IRELAND SHOULD POUR investment into Limerick and establish it as the country’s second city, according to the former head of the Department of Finance.
In a speech today at a breakfast event as part of Dublin Chamber of Commerce’s Dublin 2050 series, former Department of Finance secretary general John Moran said that the country needs a second economic hub to act as a counterbalance to the capital.
Moran said Dublin is suffering from severe urban sprawl which is compounded by “acute shortages of investment in infrastructure in recent years”.
“As our economy recovers our city groans under ineffective public transport, lack of proper health systems, chronic shortages of housing and even likely upcoming shortages of basic necessities like water,” he said.
Second city
Moran advocated building up another “urban engine” to try out new ideas “quickly and at scale in a test environment first to explore and develop solutions which work in an Irish context and once we have the working solutions we can implement them in Dublin”.
While he said Cork would have a claim to be the “second city”, Moran advocated building up Limerick to help stimulate development in the west of the country.
“A Limerick metropolitan area encouraged to grow rapidly to a vibrant urban part of 600,000-750,000 or more would not only provide considerable relief to Dublin, it would ignite rural Clare and Tipperary (as well as) Galway and Cork which would find new services only an hour away rather than the more than two hours to Dublin,” he said.
Moran cited Shannon Airport, Foynes Port and the Shannon River as features in the city that make it a suitable candidate for development.
“Of course, if we had enough to put the services in each of Galway, Cork and Limerick at the same time I would do that,” he said.

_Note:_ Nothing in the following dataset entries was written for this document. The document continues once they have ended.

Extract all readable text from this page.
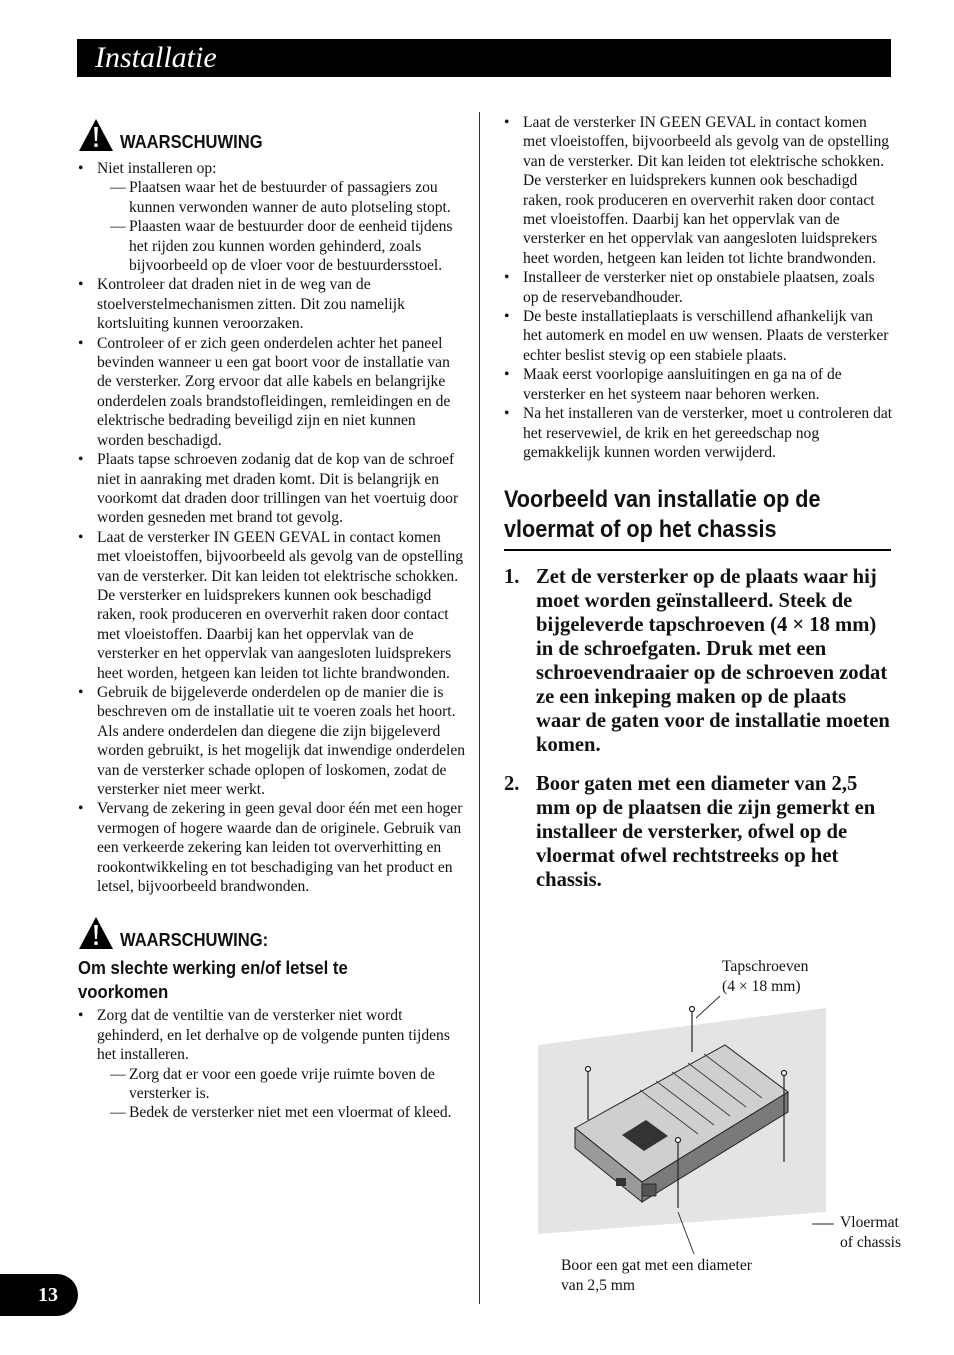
Installatie
WAARSCHUWING
• Niet installeren op:
— Plaatsen waar het de bestuurder of passagiers zou kunnen verwonden wanner de auto plotseling stopt.
— Plaasten waar de bestuurder door de eenheid tijdens het rijden zou kunnen worden gehinderd, zoals bijvoorbeeld op de vloer voor de bestuurdersstoel.
• Kontroleer dat draden niet in de weg van de stoelverstelmechanismen zitten. Dit zou namelijk kortsluiting kunnen veroorzaken.
• Controleer of er zich geen onderdelen achter het paneel bevinden wanneer u een gat boort voor de installatie van de versterker. Zorg ervoor dat alle kabels en belangrijke onderdelen zoals brandstofleidingen, remleidingen en de elektrische bedrading beveiligd zijn en niet kunnen worden beschadigd.
• Plaats tapse schroeven zodanig dat de kop van de schroef niet in aanraking met draden komt. Dit is belangrijk en voorkomt dat draden door trillingen van het voertuig door worden gesneden met brand tot gevolg.
• Laat de versterker IN GEEN GEVAL in contact komen met vloeistoffen, bijvoorbeeld als gevolg van de opstelling van de versterker. Dit kan leiden tot elektrische schokken. De versterker en luidsprekers kunnen ook beschadigd raken, rook produceren en oververhit raken door contact met vloeistoffen. Daarbij kan het oppervlak van de versterker en het oppervlak van aangesloten luidsprekers heet worden, hetgeen kan leiden tot lichte brandwonden.
• Gebruik de bijgeleverde onderdelen op de manier die is beschreven om de installatie uit te voeren zoals het hoort. Als andere onderdelen dan diegene die zijn bijgeleverd worden gebruikt, is het mogelijk dat inwendige onderdelen van de versterker schade oplopen of loskomen, zodat de versterker niet meer werkt.
• Vervang de zekering in geen geval door één met een hoger vermogen of hogere waarde dan de originele. Gebruik van een verkeerde zekering kan leiden tot oververhitting en rookontwikkeling en tot beschadiging van het product en letsel, bijvoorbeeld brandwonden.
WAARSCHUWING:
Om slechte werking en/of letsel te voorkomen
• Zorg dat de ventiltie van de versterker niet wordt gehinderd, en let derhalve op de volgende punten tijdens het installeren.
— Zorg dat er voor een goede vrije ruimte boven de versterker is.
— Bedek de versterker niet met een vloermat of kleed.
• Laat de versterker IN GEEN GEVAL in contact komen met vloeistoffen, bijvoorbeeld als gevolg van de opstelling van de versterker. Dit kan leiden tot elektrische schokken. De versterker en luidsprekers kunnen ook beschadigd raken, rook produceren en oververhit raken door contact met vloeistoffen. Daarbij kan het oppervlak van de versterker en het oppervlak van aangesloten luidsprekers heet worden, hetgeen kan leiden tot lichte brandwonden.
• Installeer de versterker niet op onstabiele plaatsen, zoals op de reservebandhouder.
• De beste installatieplaats is verschillend afhankelijk van het automerk en model en uw wensen. Plaats de versterker echter beslist stevig op een stabiele plaats.
• Maak eerst voorlopige aansluitingen en ga na of de versterker en het systeem naar behoren werken.
• Na het installeren van de versterker, moet u controleren dat het reservewiel, de krik en het gereedschap nog gemakkelijk kunnen worden verwijderd.
Voorbeeld van installatie op de vloermat of op het chassis
1. Zet de versterker op de plaats waar hij moet worden geïnstalleerd. Steek de bijgeleverde tapschroeven (4 × 18 mm) in de schroefgaten. Druk met een schroevendraaier op de schroeven zodat ze een inkeping maken op de plaats waar de gaten voor de installatie moeten komen.
2. Boor gaten met een diameter van 2,5 mm op de plaatsen die zijn gemerkt en installeer de versterker, ofwel op de vloermat ofwel rechtstreeks op het chassis.
Tapschroeven
(4 × 18 mm)
Vloermat
of chassis
Boor een gat met een diameter
van 2,5 mm
13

“But sadly we don’t and so we need to think if the right approach is not to start with one and as we succeed and create value, we can invest more elsewhere rather than investing a little everywhere and nothing works.”
New ideas
He said that there could be funding allocated “for the next 10,000 third-level places to the city rather than distributing to other universities, especially Dublin ones” to encourage people to move there.
Moran said that “new ways we want to operate health services and provide educational services, how we want to provide child care to encourage greater labour participation of parents” could all be trialed in this “new” city first “until we have created and perfected our new model of Irish urban living”.
The former Finance boss said this approach “could help focus the scarce resources until we have the right solution which we can then spread elsewhere”.
He added: “Once we have our new city working well, we then have the beginning of a new engine to create a western economic corridor stretching from Cork to Galway which will itself generate positive spillover impact far better distributed than concentrating all of those resources in Dublin alone.”